The only clarity issue here is the pricing of the modifier, which differs between the Longbow and the Shortbow

Each point of Strength bonus granted by the bow adds 75 gp to its cost.

Considering that 100 and 75 gp are the base costs for the composite long- and shortbow respectively, it can be assumed that every point of Str modifier costs the full base price for the bone bow as well, which makes the bone bow quite expensive, especially considering the feat requirement.

### Should it?

On the one hand, I'd say it shouldn't, because I can't really justify it in character/in world, and my gut says no.

On the other hand, both (most) archers and exotic weapons are well known to be rather weak in D&D 3.5, even compared to other mortals martials.

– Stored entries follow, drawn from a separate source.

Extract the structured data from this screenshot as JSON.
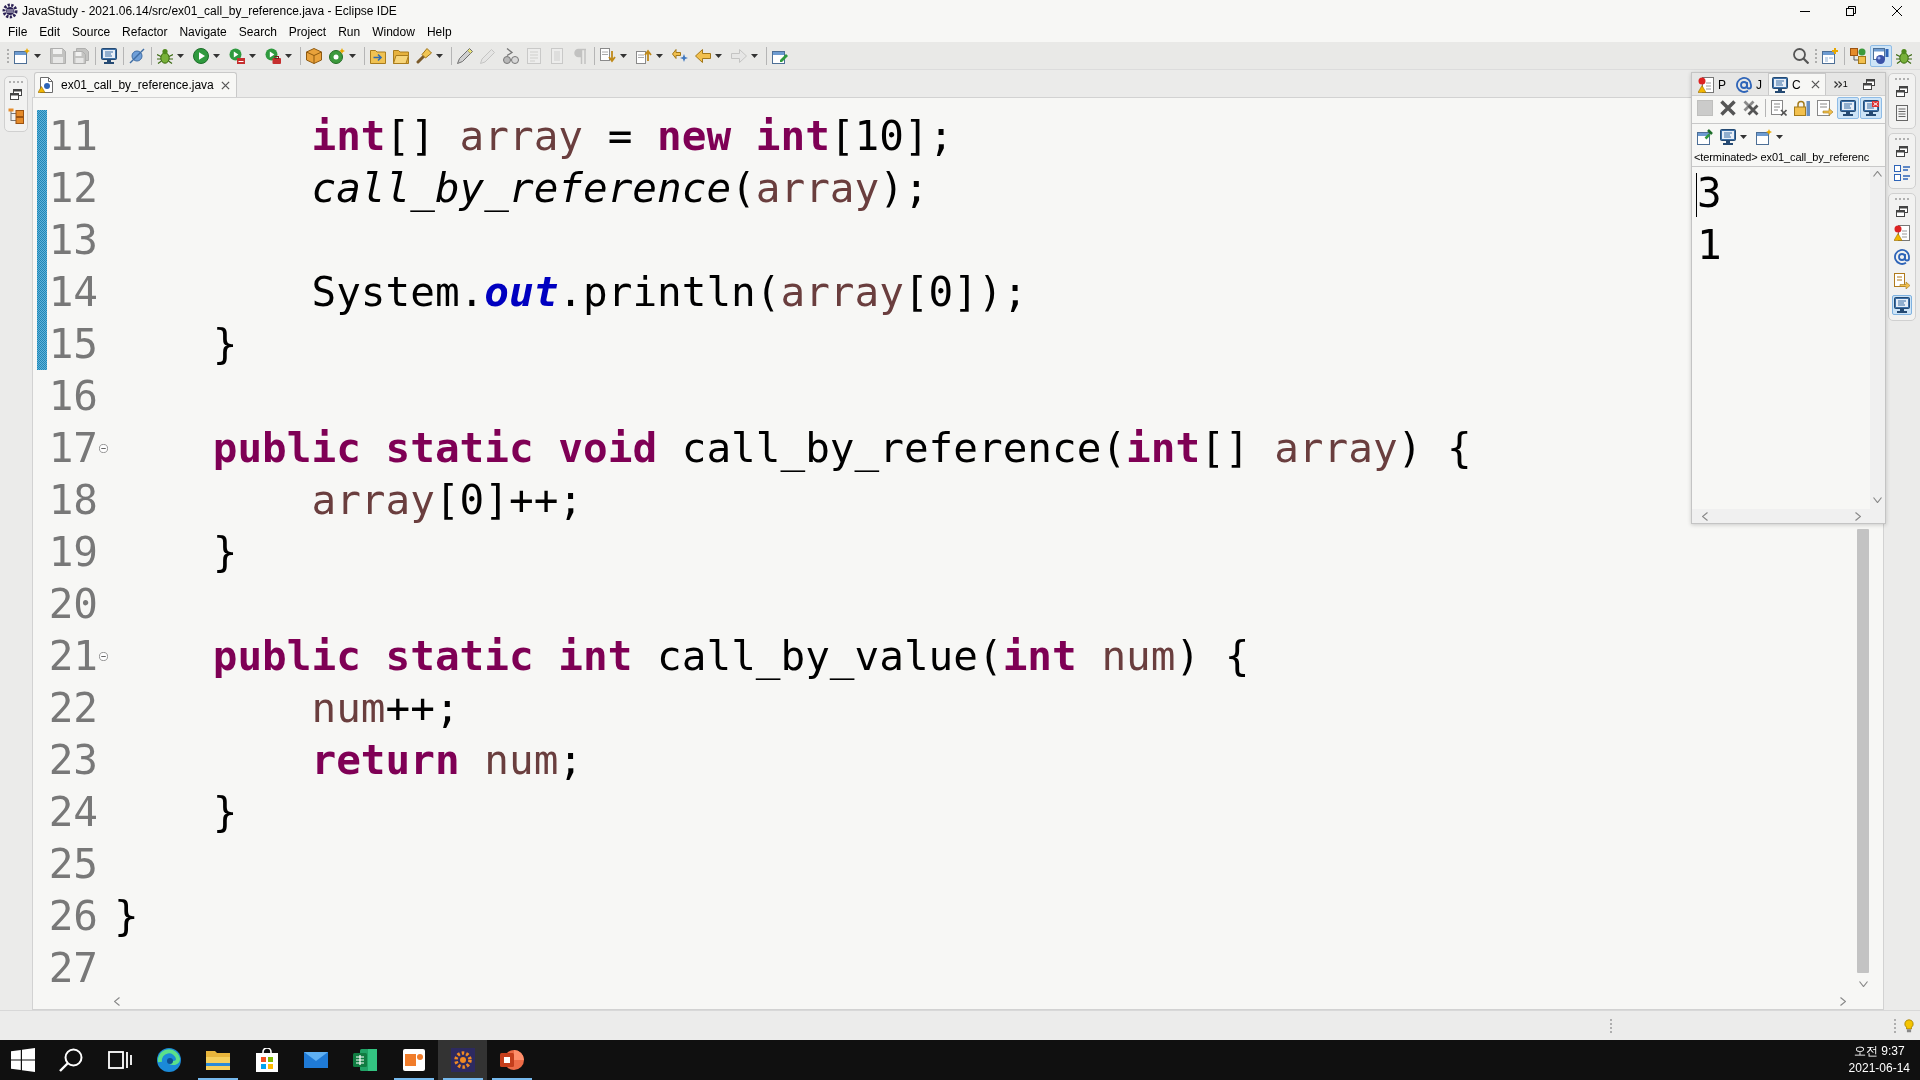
{
  "window": {
    "title": "JavaStudy - 2021.06.14/src/ex01_call_by_reference.java - Eclipse IDE"
  },
  "menu": [
    "File",
    "Edit",
    "Source",
    "Refactor",
    "Navigate",
    "Search",
    "Project",
    "Run",
    "Window",
    "Help"
  ],
  "toolbar": {
    "groups": [
      [
        {
          "kind": "new_wizard",
          "dropdown": true,
          "disabled": false
        },
        {
          "kind": "save",
          "dropdown": false,
          "disabled": true
        },
        {
          "kind": "save_all",
          "dropdown": false,
          "disabled": true
        }
      ],
      [
        {
          "kind": "terminal",
          "dropdown": false,
          "disabled": false
        }
      ],
      [
        {
          "kind": "skip_breakpoints",
          "dropdown": false,
          "disabled": false
        }
      ],
      [
        {
          "kind": "debug",
          "dropdown": true,
          "disabled": false
        },
        {
          "kind": "run",
          "dropdown": true,
          "disabled": false
        },
        {
          "kind": "coverage",
          "dropdown": true,
          "disabled": false
        },
        {
          "kind": "external_tools",
          "dropdown": true,
          "disabled": false
        }
      ],
      [
        {
          "kind": "new_package",
          "dropdown": false,
          "disabled": false
        },
        {
          "kind": "new_class",
          "dropdown": true,
          "disabled": false
        }
      ],
      [
        {
          "kind": "open_type",
          "dropdown": false,
          "disabled": false
        },
        {
          "kind": "open_folder",
          "dropdown": false,
          "disabled": false
        },
        {
          "kind": "search",
          "dropdown": true,
          "disabled": false
        }
      ],
      [
        {
          "kind": "mark_occurrences",
          "dropdown": false,
          "disabled": false
        },
        {
          "kind": "edit",
          "dropdown": false,
          "disabled": true
        },
        {
          "kind": "breadcrumb",
          "dropdown": false,
          "disabled": false
        },
        {
          "kind": "block_selection",
          "dropdown": false,
          "disabled": true
        },
        {
          "kind": "source_only",
          "dropdown": false,
          "disabled": true
        },
        {
          "kind": "whitespace",
          "dropdown": false,
          "disabled": true
        }
      ],
      [
        {
          "kind": "next_annotation",
          "dropdown": true,
          "disabled": false
        },
        {
          "kind": "prev_annotation",
          "dropdown": true,
          "disabled": false
        },
        {
          "kind": "last_edit",
          "dropdown": false,
          "disabled": false
        },
        {
          "kind": "back",
          "dropdown": true,
          "disabled": false
        },
        {
          "kind": "forward",
          "dropdown": true,
          "disabled": true
        }
      ],
      [
        {
          "kind": "pin_editor",
          "dropdown": false,
          "disabled": false
        }
      ]
    ],
    "perspectives": [
      {
        "kind": "resource",
        "selected": false
      },
      {
        "kind": "java",
        "selected": true
      },
      {
        "kind": "debug",
        "selected": false
      }
    ]
  },
  "trim_stacks": {
    "left": [
      {
        "views": [
          {
            "kind": "hierarchy",
            "selected": false
          }
        ]
      }
    ],
    "right": [
      {
        "views": [
          {
            "kind": "document",
            "selected": false
          }
        ]
      },
      {
        "views": [
          {
            "kind": "outline",
            "selected": false
          }
        ]
      },
      {
        "views": [
          {
            "kind": "problems",
            "selected": false
          },
          {
            "kind": "javadoc",
            "selected": false
          },
          {
            "kind": "declaration",
            "selected": false
          },
          {
            "kind": "console",
            "selected": true
          }
        ]
      }
    ]
  },
  "editor": {
    "tabs": [
      {
        "label": "ex01_call_by_reference.java",
        "selected": true
      }
    ],
    "lines": [
      {
        "children": [
          {
            "children": [
              {
                "number": "11",
                "in_range": true,
                "tokens": [
                  {
                    "text": "int",
                    "kind": "keyword"
                  },
                  {
                    "text": "[] ",
                    "kind": "plain"
                  },
                  {
                    "text": "array",
                    "kind": "variable"
                  },
                  {
                    "text": " = ",
                    "kind": "plain"
                  },
                  {
                    "text": "new",
                    "kind": "keyword"
                  },
                  {
                    "text": " int",
                    "kind": "keyword"
                  },
                  {
                    "text": "[10];",
                    "kind": "plain"
                  }
                ]
              },
              {
                "number": "12",
                "in_range": true,
                "tokens": [
                  {
                    "text": "call_by_reference",
                    "kind": "static_call"
                  },
                  {
                    "text": "(",
                    "kind": "plain"
                  },
                  {
                    "text": "array",
                    "kind": "variable"
                  },
                  {
                    "text": ");",
                    "kind": "plain"
                  }
                ]
              },
              {
                "number": "13",
                "in_range": true
              },
              {
                "number": "14",
                "in_range": true,
                "tokens": [
                  {
                    "text": "System.",
                    "kind": "plain"
                  },
                  {
                    "text": "out",
                    "kind": "static_field"
                  },
                  {
                    "text": ".println(",
                    "kind": "plain"
                  },
                  {
                    "text": "array",
                    "kind": "variable"
                  },
                  {
                    "text": "[0]);",
                    "kind": "plain"
                  }
                ]
              }
            ]
          },
          {
            "number": "15",
            "in_range": true,
            "tokens": [
              {
                "text": "}",
                "kind": "plain"
              }
            ]
          },
          {
            "number": "16",
            "in_range": false
          },
          {
            "number": "17",
            "in_range": false,
            "tokens": [
              {
                "text": "public",
                "kind": "keyword"
              },
              {
                "text": " static",
                "kind": "keyword"
              },
              {
                "text": " void",
                "kind": "keyword"
              },
              {
                "text": " call_by_reference(",
                "kind": "plain"
              },
              {
                "text": "int",
                "kind": "keyword"
              },
              {
                "text": "[] ",
                "kind": "plain"
              },
              {
                "text": "array",
                "kind": "variable"
              },
              {
                "text": ") {",
                "kind": "plain"
              }
            ],
            "children": [
              {
                "number": "18",
                "in_range": false,
                "tokens": [
                  {
                    "text": "array",
                    "kind": "variable"
                  },
                  {
                    "text": "[0]++;",
                    "kind": "plain"
                  }
                ]
              }
            ]
          },
          {
            "number": "19",
            "in_range": false,
            "tokens": [
              {
                "text": "}",
                "kind": "plain"
              }
            ]
          },
          {
            "number": "20",
            "in_range": false
          },
          {
            "number": "21",
            "in_range": false,
            "tokens": [
              {
                "text": "public",
                "kind": "keyword"
              },
              {
                "text": " static",
                "kind": "keyword"
              },
              {
                "text": " int",
                "kind": "keyword"
              },
              {
                "text": " call_by_value(",
                "kind": "plain"
              },
              {
                "text": "int",
                "kind": "keyword"
              },
              {
                "text": " num",
                "kind": "variable"
              },
              {
                "text": ") {",
                "kind": "plain"
              }
            ],
            "children": [
              {
                "number": "22",
                "in_range": false,
                "tokens": [
                  {
                    "text": "num",
                    "kind": "variable"
                  },
                  {
                    "text": "++;",
                    "kind": "plain"
                  }
                ]
              },
              {
                "number": "23",
                "in_range": false,
                "tokens": [
                  {
                    "text": "return",
                    "kind": "keyword"
                  },
                  {
                    "text": " num",
                    "kind": "variable"
                  },
                  {
                    "text": ";",
                    "kind": "plain"
                  }
                ]
              }
            ]
          },
          {
            "number": "24",
            "in_range": false,
            "tokens": [
              {
                "text": "}",
                "kind": "plain"
              }
            ]
          },
          {
            "number": "25",
            "in_range": false
          }
        ]
      },
      {
        "number": "26",
        "in_range": false,
        "tokens": [
          {
            "text": "}",
            "kind": "plain"
          }
        ]
      },
      {
        "number": "27",
        "in_range": false
      }
    ]
  },
  "console_view": {
    "tabs": [
      {
        "kind": "problems",
        "label": "P",
        "selected": false
      },
      {
        "kind": "javadoc",
        "label": "J",
        "selected": false
      },
      {
        "kind": "console",
        "label": "C",
        "selected": true
      }
    ],
    "overflow_count": "1",
    "toolbar_rows": [
      {
        "groups": [
          [
            {
              "kind": "terminate",
              "dropdown": false,
              "disabled": true,
              "pressed": false
            },
            {
              "kind": "remove_launch",
              "dropdown": false,
              "disabled": false,
              "pressed": false
            },
            {
              "kind": "remove_all",
              "dropdown": false,
              "disabled": false,
              "pressed": false
            }
          ],
          [
            {
              "kind": "clear",
              "dropdown": false,
              "disabled": false,
              "pressed": false
            },
            {
              "kind": "scroll_lock",
              "dropdown": false,
              "disabled": false,
              "pressed": false
            },
            {
              "kind": "word_wrap",
              "dropdown": false,
              "disabled": false,
              "pressed": false
            },
            {
              "kind": "show_stdout",
              "dropdown": false,
              "disabled": false,
              "pressed": true
            },
            {
              "kind": "show_stderr",
              "dropdown": false,
              "disabled": false,
              "pressed": true
            }
          ]
        ]
      },
      {
        "groups": [
          [
            {
              "kind": "pin",
              "dropdown": false,
              "disabled": false,
              "pressed": false
            },
            {
              "kind": "display_console",
              "dropdown": true,
              "disabled": false,
              "pressed": false
            },
            {
              "kind": "open_console",
              "dropdown": true,
              "disabled": false,
              "pressed": false
            }
          ]
        ]
      }
    ],
    "process": "<terminated> ex01_call_by_referenc",
    "output": [
      {
        "text": "3",
        "caret": true
      },
      {
        "text": "1",
        "caret": false
      }
    ]
  },
  "taskbar": {
    "apps": [
      {
        "kind": "browser",
        "running": false,
        "active": false
      },
      {
        "kind": "files",
        "running": true,
        "active": false
      },
      {
        "kind": "store",
        "running": false,
        "active": false
      },
      {
        "kind": "mail",
        "running": false,
        "active": false
      },
      {
        "kind": "spreadsheet",
        "running": false,
        "active": false
      },
      {
        "kind": "app",
        "running": true,
        "active": false
      },
      {
        "kind": "ide",
        "running": true,
        "active": true
      },
      {
        "kind": "slides",
        "running": true,
        "active": false
      }
    ],
    "clock": {
      "time": "오전 9:37",
      "date": "2021-06-14"
    }
  }
}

Giving them a boost (which mileage varies widely depending on how often you Str rating changes) is certainly not game-breaking, especially if they need to burn a feat to use it, on top of those other restrictions.

• I tentatively agree with this answer in its entirety, but feel much more strongly about that last paragraph than the rest; the composite rating always struck me as an absurd dip into far greater simulationism than the rest of the system uses, and it is to the considerable detriment of the game as a whole. – KRyan Nov 11 '14 at 21:17

Going strictly by the book, no.

As @MrLemon correctly noted, there is no reason to believe otherwise in a literal reading.

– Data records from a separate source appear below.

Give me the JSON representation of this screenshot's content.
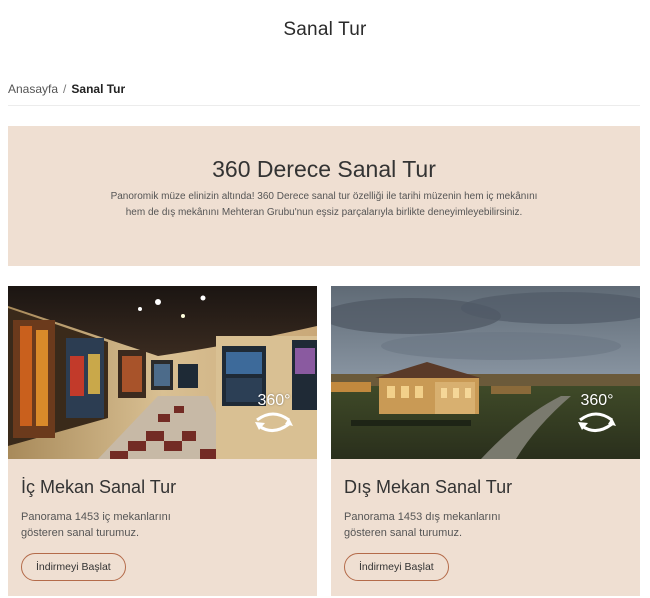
{
  "header": {
    "title": "Sanal Tur"
  },
  "breadcrumb": {
    "home": "Anasayfa",
    "separator": "/",
    "current": "Sanal Tur"
  },
  "hero": {
    "title": "360 Derece Sanal Tur",
    "description": "Panoromik müze elinizin altında! 360 Derece sanal tur özelliği ile tarihi müzenin hem iç mekânını hem de dış mekânını Mehteran Grubu'nun eşsiz parçalarıyla birlikte deneyimleyebilirsiniz."
  },
  "cards": [
    {
      "title": "İç Mekan Sanal Tur",
      "description": "Panorama 1453 iç mekanlarını gösteren sanal turumuz.",
      "button": "İndirmeyi Başlat",
      "badge": "360°"
    },
    {
      "title": "Dış Mekan Sanal Tur",
      "description": "Panorama 1453 dış mekanlarını gösteren sanal turumuz.",
      "button": "İndirmeyi Başlat",
      "badge": "360°"
    }
  ],
  "colors": {
    "card_bg": "#efdfd2",
    "button_border": "#b46b4a"
  },
  "icons": {
    "rotate": "rotate-360-icon"
  }
}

However, it is common practice to allow full Str bonus to damage.

I personally support this practice - after all, the player has paid the feat to use it effectively. If you are not convinced, there are other methods of accounting for variable Strength, but they are not really applicable in your case.

• Bow of the Wintermoon (Magic Item Compendium, p48) is a +1 longbow with adjustable pull, and you just forget about the relic part. I believe that you're able to enchant it further with no problem. Oops, out of reach, as Energy Bow and Bow of Elvenkind are.
• (arguable) Elvencraft (Races of the Wild, p166, +300gp, bow can function as melee weapon) + Morphing (Magic Item Compendium, p39, +1 bonus, can reshape into another melee or thrown weapon of the same size and type) to reshape +1 elvencraft morphing mighty[+K] composite longbow into +1 elvencraft morphing mighty[+N] composite longbow.

I'm afraid that the best you can do is indeed carry two bows with different bonuses.